For each topic, Kafka maintains a structured commit log with one or more partitions. These topic partitions form the basic unit of parallelism in Kafka. In general, the more partitions there are in a Kafka cluster, the more parallel consumers can be added, resulting in higher throughput.

You can calculate the number of partitions based on your throughput requirements.

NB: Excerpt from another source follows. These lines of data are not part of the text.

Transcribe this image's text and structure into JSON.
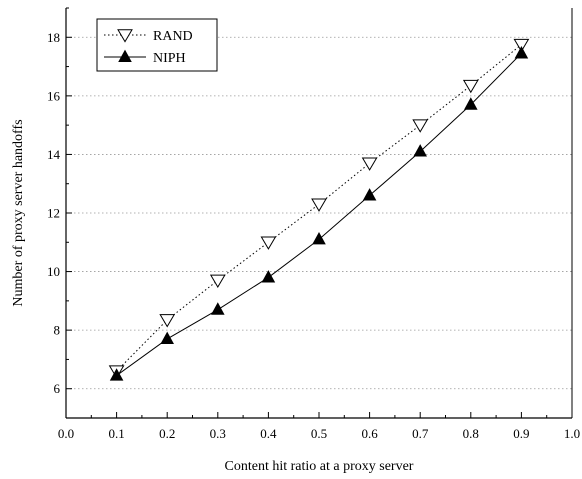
{
  "chart_data": {
    "type": "line",
    "xlabel": "Content hit ratio at a proxy server",
    "ylabel": "Number of proxy server handoffs",
    "xlim": [
      0.0,
      1.0
    ],
    "ylim": [
      5,
      19
    ],
    "x_ticks": [
      "0.0",
      "0.1",
      "0.2",
      "0.3",
      "0.4",
      "0.5",
      "0.6",
      "0.7",
      "0.8",
      "0.9",
      "1.0"
    ],
    "y_ticks": [
      "6",
      "8",
      "10",
      "12",
      "14",
      "16",
      "18"
    ],
    "x": [
      0.1,
      0.2,
      0.3,
      0.4,
      0.5,
      0.6,
      0.7,
      0.8,
      0.9
    ],
    "grid": "horizontal-dotted",
    "legend_position": "top-left",
    "series": [
      {
        "name": "RAND",
        "marker": "open-down-triangle",
        "line": "dotted",
        "color": "#000000",
        "values": [
          6.6,
          8.35,
          9.7,
          11.0,
          12.3,
          13.7,
          15.0,
          16.35,
          17.75
        ]
      },
      {
        "name": "NIPH",
        "marker": "filled-up-triangle",
        "line": "solid",
        "color": "#000000",
        "values": [
          6.45,
          7.7,
          8.7,
          9.8,
          11.1,
          12.6,
          14.1,
          15.7,
          17.45
        ]
      }
    ]
  }
}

If throughput from a producer to a single partition is P and throughput from a single partition to a consumer is C, and if your target throughput is T, the minimum number of required partitions is

max (T/P, T/C).

Note also that more partitions can increase latency:

  • End-to-end latency in Kafka is defined as the difference in time from when a message is published by the producer to when the message is read by the consumer.

  • Kafka only exposes a message to a consumer after it has been committed, after the message is replicated to all in-sync replicas.

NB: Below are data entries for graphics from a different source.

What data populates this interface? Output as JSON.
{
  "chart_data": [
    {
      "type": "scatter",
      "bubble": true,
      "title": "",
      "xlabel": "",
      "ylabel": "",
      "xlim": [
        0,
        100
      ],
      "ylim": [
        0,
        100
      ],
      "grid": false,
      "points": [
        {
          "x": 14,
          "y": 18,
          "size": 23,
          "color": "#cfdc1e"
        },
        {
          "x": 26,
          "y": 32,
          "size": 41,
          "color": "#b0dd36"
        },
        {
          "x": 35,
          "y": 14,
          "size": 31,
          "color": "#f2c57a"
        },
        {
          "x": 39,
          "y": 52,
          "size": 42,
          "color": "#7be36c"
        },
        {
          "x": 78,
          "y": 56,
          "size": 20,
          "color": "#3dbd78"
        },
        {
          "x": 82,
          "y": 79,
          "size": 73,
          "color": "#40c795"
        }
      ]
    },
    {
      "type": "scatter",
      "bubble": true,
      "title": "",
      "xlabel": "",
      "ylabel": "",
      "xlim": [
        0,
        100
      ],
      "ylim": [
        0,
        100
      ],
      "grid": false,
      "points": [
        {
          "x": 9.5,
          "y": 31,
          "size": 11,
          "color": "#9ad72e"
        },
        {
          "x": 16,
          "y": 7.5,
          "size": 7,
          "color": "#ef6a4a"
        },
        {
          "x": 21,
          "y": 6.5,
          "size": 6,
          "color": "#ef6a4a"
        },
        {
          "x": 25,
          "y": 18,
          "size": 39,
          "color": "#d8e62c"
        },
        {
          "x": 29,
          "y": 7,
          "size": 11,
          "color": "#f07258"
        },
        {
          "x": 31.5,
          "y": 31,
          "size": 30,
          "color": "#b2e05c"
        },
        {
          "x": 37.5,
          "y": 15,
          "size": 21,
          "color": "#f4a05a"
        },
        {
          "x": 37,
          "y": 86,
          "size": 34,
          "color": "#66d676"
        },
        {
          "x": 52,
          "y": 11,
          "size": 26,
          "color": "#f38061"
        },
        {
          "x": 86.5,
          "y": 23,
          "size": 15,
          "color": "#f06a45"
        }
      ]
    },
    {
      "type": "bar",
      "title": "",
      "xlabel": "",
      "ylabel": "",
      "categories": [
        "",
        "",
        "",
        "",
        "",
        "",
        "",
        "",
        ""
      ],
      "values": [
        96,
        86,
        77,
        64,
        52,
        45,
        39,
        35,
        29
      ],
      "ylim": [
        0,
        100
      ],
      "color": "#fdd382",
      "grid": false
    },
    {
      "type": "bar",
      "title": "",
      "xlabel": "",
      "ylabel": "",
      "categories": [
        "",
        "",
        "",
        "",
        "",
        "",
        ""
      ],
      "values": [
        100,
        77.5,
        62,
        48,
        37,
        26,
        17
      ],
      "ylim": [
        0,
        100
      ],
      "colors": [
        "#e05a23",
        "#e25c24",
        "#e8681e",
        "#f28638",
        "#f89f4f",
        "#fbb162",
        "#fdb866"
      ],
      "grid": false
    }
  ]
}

  • Replication of one thousand partitions from one broker to another can take up 20ms. This is too long for some real-time applications.

  • In the new Kafka producer, messages are accumulated on the producer side; producers buffer the message per partition. This approach allows users to set an upper bound on the amount of memory used for buffering incoming messages. After enough data is accumulated or enough time has passed, accumulated messages are removed and sent to the broker. If you define more partitions, messages are accumulated for more partitions on the producer side.

  • Similarly, the consumer fetches batches of messages per partition. Consumer memory requirements are proportional to the number of partitions that the consumer subscribes to.

Important Topic Properties

Review the following settings in the Advanced kafka-broker category, and modify as needed:

auto.create.topics.enable

Enable automatic creation of topics on the server. If this property is set to true, then attempts to produce, consume, or fetch metadata for a nonexistent topic automatically create the topic with the default replication factor and number of partitions. The default is enabled.

default.replication.factor

Specifies default replication factors for automatically created topics. For high availability production systems, you should set this value to at least 3.

num.partitions

Specifies the default number of log partitions per topic, for automatically created topics. The default value is 1. Change this setting based on the requirements related to your topic and partition design.

delete.topic.enable

Allows users to delete a topic from Kafka using the admin tool, for Kafka versions 0.9 and later. Deleting a topic through the admin tool will have no effect if this setting is turned off.

By default this feature is turned off (set to false).